Bäckerei-Tagung 1989
Thema: Erfahrungen mit Langzeit-Roggensauerteigen (ohne Brotzusatz):
Durch moderne Entwicklungen auf dem Gerätesektor wurde es möglich, Sauerteige mit speziellen Starterkulturen in Verbindung mit Sauerteigbereitern herzustellen und über mehrere Tage zu lagern. Als vorläufiges Fazit dieser Untersuchungen konnte festgehalten werden, dass sich der Säuregrad bei länger gelagerten Sauerteigen erhöht, der pH-Wert aber relativ konstant bleibt.
Um Schwankungen in der Brotqualität auszuschließen, wird den Verwendern von Langzeitsauerteigen geraten, die Sauerteiganteile den jeweiligen Säuregraden anzupassen oder den Sauerteig nach der Entwicklungsphase zu kühlen. Es wird ein zweimaliger Ansatz pro Woche empfohlen, wobei eine tägliche Sauerteigbereitung die besten Ergebnisse ergibt.
Bäckerei-Tagung 1990
Thema: Einfluss des Roggenmehlanteils auf die Kleingebäckqualität:
Die über Jahre anhaltende Diskussion darüber, wie viel Roggen muss in Roggenbrötchen enthalten sein, war der eigentliche Grund für diese Arbeit. Hierbei wurden sowohl technologische als auch Verbraucherwünsche berücksichtigt.

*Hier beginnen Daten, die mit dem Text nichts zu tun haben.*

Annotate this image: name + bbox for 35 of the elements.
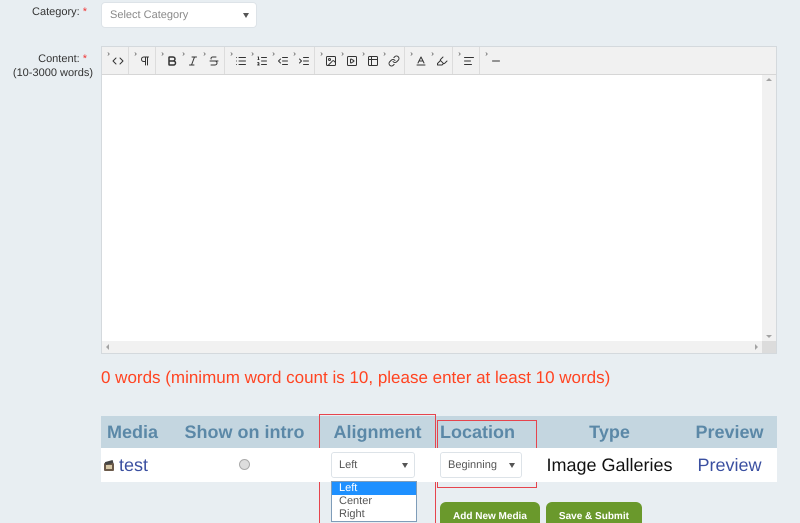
alignment-select[interactable]: Left	[331, 452, 415, 478]
category-label: Category:	[32, 6, 80, 18]
column-header: Show on intro	[184, 422, 304, 442]
link-icon	[388, 54, 400, 66]
film-icon	[103, 460, 115, 472]
strikethrough-icon	[208, 54, 220, 66]
word-count-warning: 0 words (minimum word count is 10, please enter at least 10 words)	[101, 368, 612, 388]
text-color-icon	[415, 54, 427, 66]
outdent-icon	[277, 54, 289, 66]
image-icon	[325, 54, 337, 66]
location-select[interactable]: Beginning	[440, 452, 522, 478]
vertical-scrollbar[interactable]	[762, 75, 776, 341]
table-icon	[367, 54, 379, 66]
required-mark: *	[82, 6, 87, 18]
code-icon	[112, 54, 124, 66]
video-icon	[346, 54, 358, 66]
media-type: Image Galleries	[546, 454, 673, 474]
column-header: Type	[589, 422, 630, 442]
column-header: Media	[107, 422, 158, 442]
highlighter-icon	[436, 54, 448, 66]
word-limit-hint: (10-3000 words)	[12, 66, 93, 80]
bold-icon	[166, 54, 178, 66]
numbered-list-icon	[256, 54, 268, 66]
radio-button[interactable]	[239, 459, 250, 470]
column-header: Preview	[695, 422, 764, 442]
indent-icon	[298, 54, 310, 66]
column-header: Location	[440, 422, 515, 442]
required-mark: *	[82, 53, 87, 65]
horizontal-scrollbar[interactable]	[102, 341, 762, 353]
category-select[interactable]: Select Category	[101, 2, 257, 28]
align-left-icon	[463, 54, 475, 66]
column-header: Alignment	[334, 422, 422, 442]
pilcrow-icon	[139, 54, 151, 66]
content-label: Content:	[38, 53, 80, 65]
italic-icon	[187, 54, 199, 66]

Es wurde eine Rezepturempfehlung entwickelt, nach der die hergestellten Roggenbrötchen in Krusten-, Krumen- und Geschmackseigenschaften den Erwartungen der Verbraucher entsprechen. Das Rezept basiert auf 50 Prozent Roggenmehl und 50 Prozent Weizenmehl. Die mit diesen Roggen- und Weizenanteilen verbundenen backtechnischen Veränderungen sind zwar erheblich, stellen aber den Herstellerbetrieb nicht vor unlösbare Aufgaben. Roggenbrötchen mit mindestens 50 Prozent Roggenanteil können sowohl Herstellern als auch Verbrauchern gerecht werden.